Le capitalisme peut-il encore être critiqué ?
Une croissance économique qui peine à s’implanter avec vigueur en France comme en Europe malgré les efforts ; des pays émergents qui semblent prendre le chemin du développement à l’occidental, épuisant les ressources naturelles de la planète et mettant en danger notre environnement à tous. Voilà un constat qui devrait nous interpeler. Une solution ? Changeons de paradigme, et faisons un peu le procès du capitalisme. C'est en tous cas le parti pris très radical d' Impertinence.

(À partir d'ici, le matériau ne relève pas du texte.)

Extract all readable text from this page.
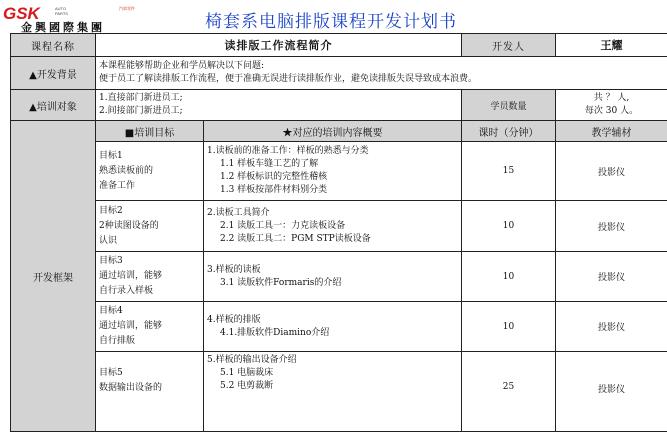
GSK	AUTO PARTS
汽車零件
金興國際集團	椅套系电脑排版课程开发计划书
课程名称	读排版工作流程简介		开发人	王耀
▲开发背景	本课程能够帮助企业和学员解决以下问题:
便于员工了解读排版工作流程，便于准确无误进行读排版作业，避免读排版失误导致成本浪费。			

▲培训对象	1.直接部门新进员工;
2.间接部门新进员工;		学员数量	共 ？ 人,
每次 30 人。

开发框架	■培训目标	★对应的培训内容概要	课时（分钟）	教学辅材

	目标1
熟悉读板前的
准备工作	1.读板前的准备工作：样板的熟悉与分类
1.1 样板车缝工艺的了解
1.2 样板标识的完整性稽核
1.3 样板按部件材料别分类	15	投影仪

	目标2
2种读图设备的
认识	2.读板工具简介
2.1 读版工具一：力克读板设备
2.2 读版工具二：PGM STP读板设备	10	投影仪

	目标3
通过培训，能够
自行录入样板	3.样板的读板
3.1 读版软件Formaris的介绍	10	投影仪

	目标4
通过培训，能够
自行排版	4.样板的排版
4.1.排版软件Diamino介绍	10	投影仪

	目标5
数据输出设备的	5.样板的输出设备介绍
5.1 电脑裁床
5.2 电剪裁断	25	投影仪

Si la Chine, l’Inde, le Brésil et l’Argentine devenaient les États-Unis, que se passerait-il ? Et si l’Afrique prenait elle aussi ce chemin ? Personne n’ose l’imaginer, à part certains fous, cette sorte d’idiots utiles, qui se plaisent à espérer qu’une fois ces pays développés, nous pourrons exporter chez eux des biens pour acheter les leurs, le tout dans la paix et l’harmonie. Le libre-échange est effectivement cette logique folle et absurde, consistant à penser que les peuples deviennent forcément amis par le commerce. Dans ce jeu, l’Etat devient un territoire à dominer pour le rendre productif, sa population une main d’œuvre à optimiser. On comprend mieux la place minime accordée à l’identité. En vérité, elle ne compte pas. Les zones de libre-échange sont le moyen d’intégrer les territoires dans cette spirale infernale.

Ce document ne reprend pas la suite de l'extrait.